Two Seasons

Two Seasons

Itee Pootoogook, (Inuit, Cape Dorset, Canada, b. 1951)

Two Seasons, 2008

Lithograph, 36/50

11 x 33 inches

Reproduced with the permissions of Dorset Fine Arts

 

”I taught myself everything. Nobody taught me anything. I had no teacher. I learned on my own.”

— Itee Pootoogook

 

In these two prints, Itee Pootoogook depicts the Arctic landscape with powerful simplicity and deft precision. On the left, sunlight floods the summer seascape, radiating from the page in shades of green and yellow. Hazy summer stands in direct opposition to the cool clarity of the winter print on the right, in which the central sliver of blue hints at the endlessness of the Arctic Ocean. Pootoogook’s geometric arrangement of color effortlessly makes the viewer imagine the reality of these abstracted landscapes. The viewer is positioned as if looking at the landscape through a camera lens, a common theme in Pootoogook’s work, who often uses photographs as inspiration.

His use of abstraction ties him both to the broader art world but also to the tradition of Inuit printmaking. Pootoogook was raised in Cape Dorset, Nunavut and was encouraged in his artistic practice by both the community of printmakers who lived there and his parents, artists in their own right, Ishuhungitok and Paulassie Pootoogook. Traditional Inuit prints often take images from daily life, primarily Arctic animals, and depict them in fantastic and abstracted ways. These printing techniques take inspiration from the forms of shadows that are so significant in a landscape like the Arctic where there are vast stretches of bare land with nothing to break them up but the long shadows of the people and animals who live there. Therefore abstract forms in Inuit prints are not adopted from Western art traditions of the abstract, but from their own daily experiences.
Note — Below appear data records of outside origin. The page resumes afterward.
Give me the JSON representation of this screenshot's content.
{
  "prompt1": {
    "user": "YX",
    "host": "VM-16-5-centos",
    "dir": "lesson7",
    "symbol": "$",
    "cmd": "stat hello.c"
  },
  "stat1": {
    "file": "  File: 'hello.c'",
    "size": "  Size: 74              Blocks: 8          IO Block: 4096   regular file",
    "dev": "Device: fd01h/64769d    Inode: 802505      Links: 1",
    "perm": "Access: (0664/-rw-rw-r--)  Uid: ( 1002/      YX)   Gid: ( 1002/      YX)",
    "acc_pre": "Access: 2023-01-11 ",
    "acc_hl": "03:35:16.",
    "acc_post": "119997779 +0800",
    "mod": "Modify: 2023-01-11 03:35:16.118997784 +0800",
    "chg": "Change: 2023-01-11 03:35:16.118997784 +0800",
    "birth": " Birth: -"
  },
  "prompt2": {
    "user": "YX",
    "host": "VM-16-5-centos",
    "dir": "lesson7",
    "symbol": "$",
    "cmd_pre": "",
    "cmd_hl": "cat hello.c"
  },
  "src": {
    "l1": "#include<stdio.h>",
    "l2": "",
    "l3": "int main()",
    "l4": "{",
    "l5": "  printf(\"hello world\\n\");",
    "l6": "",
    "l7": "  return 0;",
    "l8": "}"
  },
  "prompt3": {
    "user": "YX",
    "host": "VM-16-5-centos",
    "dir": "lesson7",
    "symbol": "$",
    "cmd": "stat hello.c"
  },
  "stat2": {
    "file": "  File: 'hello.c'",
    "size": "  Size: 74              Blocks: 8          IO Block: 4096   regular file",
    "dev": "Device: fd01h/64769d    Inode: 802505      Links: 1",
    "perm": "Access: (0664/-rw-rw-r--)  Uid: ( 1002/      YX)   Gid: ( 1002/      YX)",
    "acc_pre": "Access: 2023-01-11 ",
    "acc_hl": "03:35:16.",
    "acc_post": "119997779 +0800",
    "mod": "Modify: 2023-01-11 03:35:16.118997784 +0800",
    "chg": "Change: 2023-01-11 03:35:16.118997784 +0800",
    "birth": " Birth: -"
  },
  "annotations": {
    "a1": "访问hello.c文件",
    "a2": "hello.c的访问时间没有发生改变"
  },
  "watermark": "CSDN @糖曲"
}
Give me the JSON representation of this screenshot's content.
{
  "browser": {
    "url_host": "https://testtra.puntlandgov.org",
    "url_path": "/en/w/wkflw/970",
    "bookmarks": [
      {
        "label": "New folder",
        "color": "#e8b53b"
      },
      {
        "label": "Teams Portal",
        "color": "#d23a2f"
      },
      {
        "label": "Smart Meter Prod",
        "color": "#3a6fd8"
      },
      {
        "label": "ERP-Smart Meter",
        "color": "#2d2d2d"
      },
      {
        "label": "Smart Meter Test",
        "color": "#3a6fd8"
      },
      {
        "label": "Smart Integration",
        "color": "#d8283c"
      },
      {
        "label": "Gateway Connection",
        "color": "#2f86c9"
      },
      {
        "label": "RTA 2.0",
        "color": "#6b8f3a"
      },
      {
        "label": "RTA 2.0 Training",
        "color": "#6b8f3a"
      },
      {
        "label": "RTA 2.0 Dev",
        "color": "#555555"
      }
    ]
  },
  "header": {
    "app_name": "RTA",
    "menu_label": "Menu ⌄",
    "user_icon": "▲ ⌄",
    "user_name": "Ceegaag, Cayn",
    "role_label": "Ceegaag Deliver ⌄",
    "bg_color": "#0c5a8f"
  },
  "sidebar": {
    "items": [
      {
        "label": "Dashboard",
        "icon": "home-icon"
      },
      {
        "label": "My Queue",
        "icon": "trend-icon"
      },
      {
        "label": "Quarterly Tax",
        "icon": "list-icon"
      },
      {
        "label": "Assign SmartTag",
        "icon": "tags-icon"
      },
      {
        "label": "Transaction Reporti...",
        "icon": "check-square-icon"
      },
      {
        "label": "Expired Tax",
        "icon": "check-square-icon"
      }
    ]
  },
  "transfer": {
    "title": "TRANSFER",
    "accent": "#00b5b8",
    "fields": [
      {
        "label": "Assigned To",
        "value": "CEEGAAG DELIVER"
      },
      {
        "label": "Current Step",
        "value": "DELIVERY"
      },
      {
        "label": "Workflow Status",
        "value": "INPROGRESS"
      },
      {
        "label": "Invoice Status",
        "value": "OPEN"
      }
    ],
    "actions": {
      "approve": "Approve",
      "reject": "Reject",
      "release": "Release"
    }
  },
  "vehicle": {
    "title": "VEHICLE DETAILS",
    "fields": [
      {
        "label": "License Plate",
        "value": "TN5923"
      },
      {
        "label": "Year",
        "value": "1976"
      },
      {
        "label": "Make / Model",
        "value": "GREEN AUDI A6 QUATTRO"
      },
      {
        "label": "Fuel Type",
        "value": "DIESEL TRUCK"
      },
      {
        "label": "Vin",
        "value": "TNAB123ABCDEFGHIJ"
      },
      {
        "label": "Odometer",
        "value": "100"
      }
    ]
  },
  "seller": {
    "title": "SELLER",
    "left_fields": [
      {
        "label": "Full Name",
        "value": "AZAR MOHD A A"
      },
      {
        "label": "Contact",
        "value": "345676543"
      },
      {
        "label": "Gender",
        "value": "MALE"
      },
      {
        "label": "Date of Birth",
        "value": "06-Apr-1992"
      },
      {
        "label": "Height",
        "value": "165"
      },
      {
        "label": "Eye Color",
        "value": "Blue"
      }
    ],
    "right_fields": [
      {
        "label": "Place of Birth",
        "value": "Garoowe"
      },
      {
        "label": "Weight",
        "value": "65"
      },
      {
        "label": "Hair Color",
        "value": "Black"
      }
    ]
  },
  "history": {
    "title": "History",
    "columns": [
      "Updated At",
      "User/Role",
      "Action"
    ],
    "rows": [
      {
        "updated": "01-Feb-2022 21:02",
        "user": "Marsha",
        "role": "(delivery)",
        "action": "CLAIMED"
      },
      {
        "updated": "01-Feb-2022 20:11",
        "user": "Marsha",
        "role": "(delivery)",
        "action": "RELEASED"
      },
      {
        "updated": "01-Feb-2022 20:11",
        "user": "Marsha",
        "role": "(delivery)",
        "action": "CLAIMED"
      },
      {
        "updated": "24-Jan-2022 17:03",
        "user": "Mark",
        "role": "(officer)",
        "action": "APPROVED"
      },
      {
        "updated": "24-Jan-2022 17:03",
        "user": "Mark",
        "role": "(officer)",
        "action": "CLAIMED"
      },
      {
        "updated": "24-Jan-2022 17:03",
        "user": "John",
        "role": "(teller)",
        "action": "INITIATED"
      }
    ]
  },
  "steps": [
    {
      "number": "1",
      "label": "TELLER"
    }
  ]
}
Pootoogook’s prints take this Inuit art tradition and update them to combine these abstract printing methods, with a strong connection to the landscape. To allow the viewer to think more deeply about the Arctic, Pootoogook creates two deceptively simple images, reducing the landscape to simple colors and forms. His deliberate choice to depict the horizon line as if through the viewfinder of a camera, totally void of human presence, emphasizes the power of an immense landscape. When considering Pootoogook’s work it is important to understand the specific importance of the Arctic landscape to the Inuit community. Esteemed Lakota scholar Vine Deloria, Jr. writes, “The vast number of experiences we have with land are of a reflective kind…There we begin to meditate on who we are, what our society is, where [Indigenous Peoples] came from… Lands somehow call forth in us these questions and give us a feeling of being within something larger and more powerful than ourselves.”

Two Seasons can be seen as this type of meditation. Pootoogook helps open the viewers’ eyes to the stunning visual reality of snow, land, and water that is so central to the way of life in Nunavut. Landscapes which could be viewed as simple abstractions takes on deeper meaning when understood as the source of life, philosophy, and motivation for the Inuit. Pootoogook’s work marks a new generation of Cape Dorset print artists– those who dispel the stereotype of Inuit prints as romantic depictions of hunting and fishing life. These prints are antithetical to that stereotype, expertly examining the simplicity of reality, while bringing the Arctic landscape into sharp focus.